PART II - OTHER INFORMATION
ITEM 1. LEGAL PROCEEDINGS
None.
ITEM 1A. RISK FACTORS
Factors that could cause our actual results to differ materially from those in this Quarterly Report are any of the risks described in our Annual Report on Form 10-K filed with the SEC on March 31, 2022. Any of these factors could result in a significant or material adverse effect on our results of operations or financial condition. Additional risk factors not presently known to us or that we currently deem immaterial may also impair our business or results of operations. Except as disclosed, below, there have been no material changes to the risk factors disclosed in our Annual Report on Form 10-K for the year ended December 31, 2021.
The risk factor disclosure in our Annual Report on Form 10-K for the year ended December 31, 2021 set forth under the heading “Changes in laws or regulations, or a failure to comply with any laws and regulations, may adversely affect our business, investments and results of operations” is replaced in its entirety with the following risk factor:
“Changes in laws or regulations, or a failure to comply with any laws and regulations, may adversely affect our investments, business, including our ability to negotiate and complete our initial Business Combination and results of operations.
“We are subject to laws and regulations enacted by national, regional and local governments. In particular, we will be required to comply with certain SEC and other legal requirements. Compliance with, and monitoring of, applicable laws and regulations may be difficult, time consuming and costly. Those laws and regulations and their interpretation and application may also change from time to time and those changes could have a material adverse effect on our business, investments and results of operations. In addition, a failure to comply with applicable laws or regulations, as interpreted and applied, could have a material adverse effect on our business, including our ability to negotiate and complete our initial Business Combination, and results of operations.
“On March 30, 2022, the SEC issued proposed rules relating to, among other items, enhancing disclosures in business combination transactions involving SPACs and private operating companies; amending the financial statement requirements applicable to transactions involving shell companies; effectively limiting the use of projections in SEC filings in connection with proposed business combination transactions; increasing the potential liability of certain participants in proposed business combination transactions; and the extent to which SPACs could become subject to regulation under the Investment Company Act of 1940. These rules, if adopted, whether in the form proposed or in revised form, may materially adversely affect our ability to negotiate and complete our initial business combination and may increase the costs and time related thereto.”

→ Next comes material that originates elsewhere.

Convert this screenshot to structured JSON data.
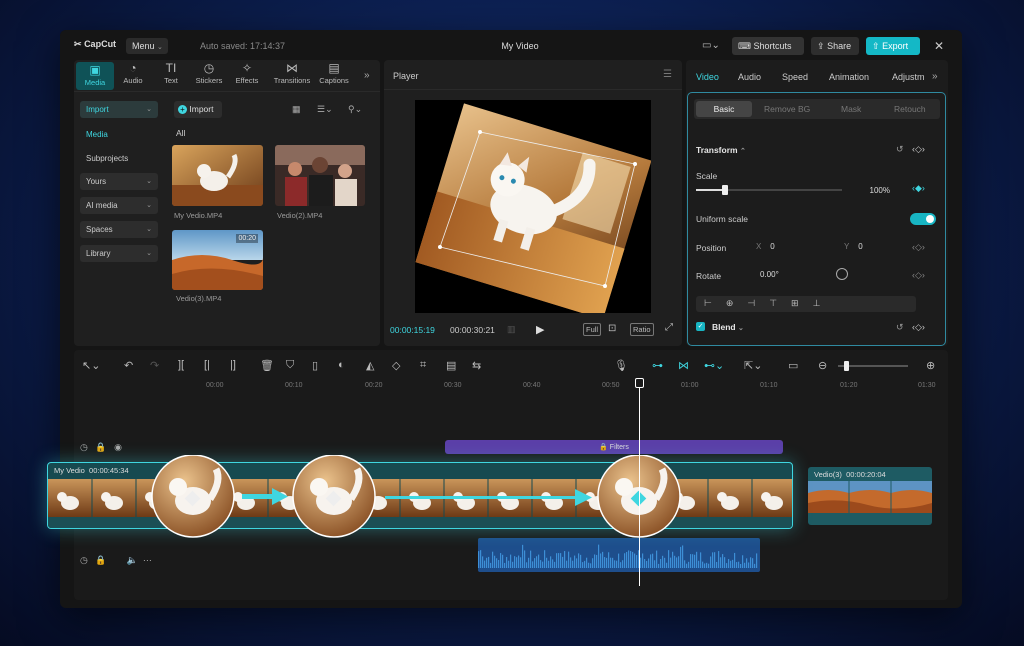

ITEM 2. UNREGISTERED SALES OF EQUITY SECURITIES AND USE OF PROCEEDS
The securities in the Initial Public Offering were registered under the Securities Act on a registration statement on Form S-1 (No. 333-260422). The registration statement for the Company’s IPO was declared effective on December 21, 2021. On December 27, 2021, the Company consummated its IPO of 7,500,000 Units, each consisting of one share of common stock and one redeemable warrant, at $10.00 per Unit, generating gross proceeds of $75,000,000.
Simultaneously with the consummation of the IPO, the Company completed the private sale of (i) an aggregate of 3,337,500 Warrants (the “Gardiner Healthcare Warrants”) to Gardiner Healthcare Holdings, LLC, a Delaware limited liability company (“Gardiner Healthcare”), (ii) an aggregate of 572,143 Warrants (the “Chardan Gardiner Warrants”) to Chardan Gardiner LLC, a Delaware limited liability company (“Chardan Gardiner”), and (iii) an aggregate of 540,357 Warrants (the “CCMAUS Warrants”; together with the Gardiner Healthcare Warrants and the Chardan Gardiner Warrants, collectively, the “Private Placement Warrants”) to CCMAUS Pty Ltd., an Australian company (“CCMAUS”), each at a purchase price of $1.00 per Private Placement Warrant, generating gross proceeds to the Company of $4,450,000.
On December 29, 2021, Chardan Capital Markets LLC, acting as the representative of the underwriters, exercised in full its over-allotment option to acquire 1,125,000 over-allotment option units (the “Over-Allotment Option Units”) at a price of $10.00 per Over-Allotment Option Unit, resulting in additional gross proceeds of $11,250,000 to the Company and bringing the total gross proceeds of the initial public offering to $86,250,000.